Post tensioning systems have come a long way since the 70's.  A typical
modern system includes complete factory-encasement of the strands in a
waterproof grease and then an extruded plastic sheath and either of the two
main types of anchorage available:

1) standard anchors which are bare castings and provide minimum protection
to the gripper zone and the transition between the anchor and the strand.

2) fully encapsulated, electrically isolated anchors that are completely
covered in a thick plastic coat, have a grease cap over the gripper pocket
and a plastic trumpet that fully engages and seals the strand sheathing to
the anchor sheathing.

A properly detailed PT system will provide excellent performance over the
life span of the structure.  In areas where salt exposure is a problem the
typical system recommended is the fully encapsulated one.  Further
protection can be provided with proper specification of low-shrinkage,
high-density concrete containing fly ash and/or silica fume.

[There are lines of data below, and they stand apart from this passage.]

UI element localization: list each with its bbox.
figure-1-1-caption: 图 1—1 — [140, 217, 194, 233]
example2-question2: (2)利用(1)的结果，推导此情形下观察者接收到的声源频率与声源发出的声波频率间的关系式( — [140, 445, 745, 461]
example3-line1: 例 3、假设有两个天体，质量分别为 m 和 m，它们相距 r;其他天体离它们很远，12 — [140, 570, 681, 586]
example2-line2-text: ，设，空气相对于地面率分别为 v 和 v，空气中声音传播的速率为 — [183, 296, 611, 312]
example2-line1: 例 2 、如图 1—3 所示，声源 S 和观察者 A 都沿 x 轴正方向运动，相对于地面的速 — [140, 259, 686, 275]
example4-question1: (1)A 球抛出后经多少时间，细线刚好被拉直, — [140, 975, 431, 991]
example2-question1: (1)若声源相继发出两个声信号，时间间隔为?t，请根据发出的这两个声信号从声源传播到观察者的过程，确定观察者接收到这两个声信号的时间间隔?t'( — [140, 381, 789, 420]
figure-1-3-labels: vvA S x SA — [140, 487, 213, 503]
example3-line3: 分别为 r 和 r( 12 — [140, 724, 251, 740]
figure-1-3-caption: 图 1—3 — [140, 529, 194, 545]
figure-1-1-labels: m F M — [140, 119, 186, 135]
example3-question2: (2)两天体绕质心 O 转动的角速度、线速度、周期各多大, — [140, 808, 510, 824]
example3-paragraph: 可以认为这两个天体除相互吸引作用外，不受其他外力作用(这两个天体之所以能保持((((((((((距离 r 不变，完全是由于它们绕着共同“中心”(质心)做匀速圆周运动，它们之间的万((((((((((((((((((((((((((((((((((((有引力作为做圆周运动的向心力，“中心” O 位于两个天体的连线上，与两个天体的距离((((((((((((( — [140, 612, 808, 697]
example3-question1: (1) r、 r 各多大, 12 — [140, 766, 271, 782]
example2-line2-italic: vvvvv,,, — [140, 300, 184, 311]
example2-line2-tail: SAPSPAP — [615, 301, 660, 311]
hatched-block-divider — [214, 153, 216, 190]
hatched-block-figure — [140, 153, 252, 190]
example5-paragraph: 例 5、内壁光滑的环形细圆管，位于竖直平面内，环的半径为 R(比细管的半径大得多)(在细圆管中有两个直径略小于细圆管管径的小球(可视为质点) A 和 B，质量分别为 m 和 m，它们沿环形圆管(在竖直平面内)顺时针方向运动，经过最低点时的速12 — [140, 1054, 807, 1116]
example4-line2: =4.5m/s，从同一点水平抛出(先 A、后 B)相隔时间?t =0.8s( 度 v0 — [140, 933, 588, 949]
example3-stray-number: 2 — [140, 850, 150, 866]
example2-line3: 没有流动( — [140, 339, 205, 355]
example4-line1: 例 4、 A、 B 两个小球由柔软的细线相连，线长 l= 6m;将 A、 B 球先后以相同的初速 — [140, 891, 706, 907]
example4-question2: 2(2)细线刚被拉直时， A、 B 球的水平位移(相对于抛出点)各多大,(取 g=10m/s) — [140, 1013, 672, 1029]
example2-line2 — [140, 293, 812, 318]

The durability of any concrete structure, PT reinforced or otherwise, is
predicated on proper and timely maintenance coupled with good detailing and
construction practices.  The reasons previously stated by others on the list
note the benefits of PT.  I would however try to locate penetrations early
on in the design process and only locate conduit parallel with and in the
slab. Plumbing should be kept out of the decks for maintenance reasons if
nothing else.

Nicholas Blackburn, PE

ps: On a related note what software does the List use for PT design.  We use
PT Data typically but I am familiar with Floor and ADAPT PT.